In the early 1870s, an epizootic decimated the horse population of urbanized America (such as it was at the time): there are pictures of gangs of otherwise-unemployed men hauling New York's horsecars, for example. Suppose Andrew Smith Hallidie (he who designed the initial San Francisco system) had generated his technology as a function of the epizootic, about four to five years earlier (let's say 1872) and did so not in San Francisco but in New York?
Bear in mind that while New York has a much more rugged climate than San Francisco, it also doesn't have some of the topographical challenges that San Francisco does--and it does have one very favorable advantage: long, straight streets combined with a high population density.
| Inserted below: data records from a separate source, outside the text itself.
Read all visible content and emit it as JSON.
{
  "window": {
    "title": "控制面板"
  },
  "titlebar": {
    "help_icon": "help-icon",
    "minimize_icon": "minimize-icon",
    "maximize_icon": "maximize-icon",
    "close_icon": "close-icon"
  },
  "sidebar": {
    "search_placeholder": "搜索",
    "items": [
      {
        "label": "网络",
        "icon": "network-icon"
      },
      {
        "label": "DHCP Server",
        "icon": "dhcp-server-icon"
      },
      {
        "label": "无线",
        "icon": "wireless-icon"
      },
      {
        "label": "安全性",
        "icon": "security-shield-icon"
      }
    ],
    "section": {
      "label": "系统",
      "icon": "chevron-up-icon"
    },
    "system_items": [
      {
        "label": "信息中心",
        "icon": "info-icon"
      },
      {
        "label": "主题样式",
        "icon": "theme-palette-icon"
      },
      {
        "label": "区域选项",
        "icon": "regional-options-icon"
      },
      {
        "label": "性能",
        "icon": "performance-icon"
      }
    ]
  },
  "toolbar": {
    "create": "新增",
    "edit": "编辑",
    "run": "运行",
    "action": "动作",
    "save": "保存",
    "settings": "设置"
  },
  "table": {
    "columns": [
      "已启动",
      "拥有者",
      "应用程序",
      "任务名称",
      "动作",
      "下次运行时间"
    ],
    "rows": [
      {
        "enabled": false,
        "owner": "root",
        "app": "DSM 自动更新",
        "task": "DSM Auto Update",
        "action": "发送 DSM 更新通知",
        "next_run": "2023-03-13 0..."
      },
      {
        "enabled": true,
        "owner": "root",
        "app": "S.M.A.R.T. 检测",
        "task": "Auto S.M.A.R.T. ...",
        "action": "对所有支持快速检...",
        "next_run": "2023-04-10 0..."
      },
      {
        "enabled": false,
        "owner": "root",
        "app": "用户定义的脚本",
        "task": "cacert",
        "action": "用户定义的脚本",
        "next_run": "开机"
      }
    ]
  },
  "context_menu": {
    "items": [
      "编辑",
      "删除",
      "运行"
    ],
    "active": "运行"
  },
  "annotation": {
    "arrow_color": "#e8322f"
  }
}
So let's say the first cable routes were laid on the north/south avenues of Manhattan before the Centennial. How would that have altered transit history later in the 19th century and beyond?
* Would it still remain for a successful Chicago installation to demonstrate that cable technology would work in a continental climate?
* Would Frank Sprague have developed a workable overhead contact system, leading to the streetcar as we knew it in OTL, at about the same time (1888)?
* Would cable systems survive to this day outside San Francisco (where they were retained for hill climbing and tourist attractions)? (Bear in mind that there were cable systems in nearly every major US city outside the south at one point, with the exceptions of Boston, Buffalo and Minneapolis that I can recall offhand.)